Cinéma tunisien. Les années 60/70
Sejnane (1973), Abdellatif Ben Ammar
Ce qui est moins visible en revanche c'est ce que véhicule ce cinéma comme marques transculturelles. Une étude fouillée pourrait dégager les strats invisibles puisées dans des esthétiques occidentales et les modalités de leur inscription dans la configuration apparente de ces films. Le cas le plus paradoxal est celui de Khlifi qui réclame de façon répétée, haut et fort un statut de fondateur. Or ses films sont travaillés de l'intérieur, à son propre insu, par un désir mimétique qui lorgne tantôt vers le western, genre, s'il en est, typiquement occidental, et tantôt vers le mélodrame égyptien genre également décrié d'un point de vue artistique.
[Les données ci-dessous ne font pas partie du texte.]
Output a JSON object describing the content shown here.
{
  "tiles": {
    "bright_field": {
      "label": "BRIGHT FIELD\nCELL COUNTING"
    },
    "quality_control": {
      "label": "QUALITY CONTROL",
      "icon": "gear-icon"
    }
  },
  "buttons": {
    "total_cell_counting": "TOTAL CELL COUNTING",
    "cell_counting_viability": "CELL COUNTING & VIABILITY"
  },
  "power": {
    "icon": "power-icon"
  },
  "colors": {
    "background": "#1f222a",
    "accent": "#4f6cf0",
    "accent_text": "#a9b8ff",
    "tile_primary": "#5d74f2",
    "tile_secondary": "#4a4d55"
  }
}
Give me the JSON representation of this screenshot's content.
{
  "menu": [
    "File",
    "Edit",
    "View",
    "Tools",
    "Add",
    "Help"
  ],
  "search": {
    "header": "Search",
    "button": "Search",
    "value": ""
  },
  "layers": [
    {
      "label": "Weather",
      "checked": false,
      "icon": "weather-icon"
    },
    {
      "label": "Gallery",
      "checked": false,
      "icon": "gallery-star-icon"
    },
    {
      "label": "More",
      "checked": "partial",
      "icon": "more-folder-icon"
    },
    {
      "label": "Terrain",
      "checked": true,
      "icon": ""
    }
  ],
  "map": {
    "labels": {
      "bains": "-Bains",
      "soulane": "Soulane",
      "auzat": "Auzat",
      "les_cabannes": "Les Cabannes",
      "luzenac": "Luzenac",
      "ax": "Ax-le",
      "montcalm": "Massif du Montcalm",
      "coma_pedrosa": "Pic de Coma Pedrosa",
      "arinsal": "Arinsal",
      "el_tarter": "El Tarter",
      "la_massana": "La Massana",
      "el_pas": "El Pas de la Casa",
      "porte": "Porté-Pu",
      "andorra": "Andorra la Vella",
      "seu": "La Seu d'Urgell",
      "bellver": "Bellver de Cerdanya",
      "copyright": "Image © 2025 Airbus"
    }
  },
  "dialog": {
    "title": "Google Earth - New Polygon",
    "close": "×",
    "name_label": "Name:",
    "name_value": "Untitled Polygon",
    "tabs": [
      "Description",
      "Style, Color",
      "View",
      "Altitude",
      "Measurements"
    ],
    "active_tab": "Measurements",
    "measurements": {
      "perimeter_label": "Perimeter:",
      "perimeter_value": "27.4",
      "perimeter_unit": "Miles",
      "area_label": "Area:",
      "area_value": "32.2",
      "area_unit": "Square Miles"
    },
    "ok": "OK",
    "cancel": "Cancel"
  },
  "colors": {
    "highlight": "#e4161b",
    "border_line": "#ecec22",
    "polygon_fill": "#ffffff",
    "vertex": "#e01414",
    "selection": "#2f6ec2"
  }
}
Le militant nationaliste, quand il est bédouin, ressemble plus à un justicier de type western qu'à la réalité supposée du nationaliste local et quand il est citadin il semble plus proche du jeune premier du film musical. Chez les cinéastes cités plus haut «le métissage» est moins inconscient mais il n'est pas toujours reconnu ni assumé; il est, pour ainsi dire, technico-idéologique. Le cas de Sejnane (1973) de Abdellatif Ben Ammar est le plus intéressant, s'agissant du film emblématique de cette période, et considéré comme la somme du cinéma tunisien des années soixante-dix. Comme L'aube , Sejnane revient sur le mouvement national mais emprunte des voies autres, celles de la maîtrise de l'outil technique, de l'efficacité du récit et de l'acuité de l'analyse. L'interférence culturelle est dans ce cas moins inconsciente mais elle prend la forme de l'abstraction universaliste qu'escamote un criticisme aux résonances marxistes. Une espèce de modernité que prêche par ailleurs le régime de l'époque dans une version plus libérale. Cette veine aurait à voir avec ce que le cinéma européen va connaître après mai 68, mais du côté d'Yves Boisset en France ou de Miklos Jancso en Hongrie ou encore de Francesco Rosi en Italie. Ce cinéma a accompagné la culture de l'époque, l'attente d''une jeunesse portée par la vague de contestation politique qui a traversé toute l'Europe et l'a débordé au-delà de la Méditerranée.